Да, нога заживет у Аниски. Демид отсосал яд гадюки. Но вот когда отсосется тот яд, которым отравили сердце Аниски? Аниска верила в папу, Мамонта Петровича. И он ее любил, папа Мамонт, человек с таким огромным и неловким именем. Он был добрый и самый справедливый папа! Конечно, у Мамонта Петровича много недругов в Белой Елани и во всей подтайге. Здесь он устанавливал Советскую власть, был первым председателем ревкома. Он беспощадно воевал с дремучими космачами-раскольниками. Он организовал колхоз и вытряхнул из деревни кулаков. Человек он был резкий, прямой, как шест, негнущийся в трудные моменты, и вот чем все это кончилось…
– Ах, боже мой, боже! Что же мне теперь делать?! – причитала Авдотья Елизаровна. – До какой жизни я дожила с критиканом несчастным! Хоть бы раз, единый раз послушался меня Мамонт! Так нет же! Сам себе жизни не мог устроить и меня доканал! Все правды искал! А где она, правда-то? Чихала я на правду! Другой бы, похитрее, куда взлетел после партизанского командирства? А он. Головешка, остался тем же, кем был: ничем! Зато с принципами! Вот и достукался!..
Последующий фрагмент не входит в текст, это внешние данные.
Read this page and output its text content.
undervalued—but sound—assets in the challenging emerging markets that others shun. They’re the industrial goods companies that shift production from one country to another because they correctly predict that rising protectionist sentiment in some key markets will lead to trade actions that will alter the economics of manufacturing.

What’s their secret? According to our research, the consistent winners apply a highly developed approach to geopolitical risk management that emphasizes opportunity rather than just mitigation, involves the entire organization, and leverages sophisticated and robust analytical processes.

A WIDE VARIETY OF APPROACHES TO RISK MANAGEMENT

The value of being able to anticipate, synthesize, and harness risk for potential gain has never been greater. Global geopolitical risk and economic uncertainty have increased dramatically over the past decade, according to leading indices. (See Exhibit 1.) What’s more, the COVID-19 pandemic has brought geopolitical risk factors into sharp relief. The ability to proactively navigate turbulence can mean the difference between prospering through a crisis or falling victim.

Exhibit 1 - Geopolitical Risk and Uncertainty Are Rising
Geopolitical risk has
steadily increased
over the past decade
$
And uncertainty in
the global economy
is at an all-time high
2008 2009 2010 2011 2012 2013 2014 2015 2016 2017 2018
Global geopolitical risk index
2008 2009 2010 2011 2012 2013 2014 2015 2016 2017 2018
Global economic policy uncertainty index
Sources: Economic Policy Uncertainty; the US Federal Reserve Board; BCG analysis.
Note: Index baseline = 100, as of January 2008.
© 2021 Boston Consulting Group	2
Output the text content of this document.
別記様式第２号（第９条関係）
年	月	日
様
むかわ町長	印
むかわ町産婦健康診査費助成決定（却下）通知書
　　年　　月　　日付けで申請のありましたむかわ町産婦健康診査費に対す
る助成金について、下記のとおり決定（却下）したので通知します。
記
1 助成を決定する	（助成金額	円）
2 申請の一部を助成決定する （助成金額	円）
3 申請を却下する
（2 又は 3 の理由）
Демид не знал, что и сказать Авдотье Елизаровне. Конечно, она сейчас несет такое, от чего через час сама же откажется. Но все-таки как обидно, что Авдотья Елизаровна так несправедлива к Мамонту Петровичу.
– Не я ли ему говорила, так дальше не пойдет! Кончать надо. Так он же верил в эту свою проклятую мировую революцию. Вечно носился со своими планами, с какими-то делами, которые век не переделаешь. А в ревкоме тогда и в сельсовете вез за четверых, и в леспромхозе тянул за директора, а что вышло? Что заработал?
– Мама, перестань! Перестань, мама, – рыдала Аниска,
Демид посутулился на лавке.
– Разберутся еще, – глухо проговорил он. – Мамонт Петрович, как вот подумаю, самый справедливый человек.
– Разберутся! Жди!.. Дурак несчастный! Не видел ничего, что вокруг творится!.. А как я жила с ним? Ни света, ни потемок. Пустота одна. Все учил уму-разуму. Это меня-то учить уму-разуму? Да я такое видела, чего ему и во сне не снилось. А тоже, было время, всему верила. А жизнь-то как ко мне повернулась? Что и обидно, что он, Головешка, из этого ничего не понял…
– Не говори так, не говори так! Папа хороший, хороший, – захлебываясь, твердила Аниска.
– Хороший? Ох, сколько он мне кровушки попортил твой хороший! Не я ли ему говорила: бросай свою политику, в город поедем. Да я бы там разве так жила? А он все твердил: сиди, сиди, чего тебе надо? Подожди, скоро во как заживем! Вот и дождалась. Досиделась!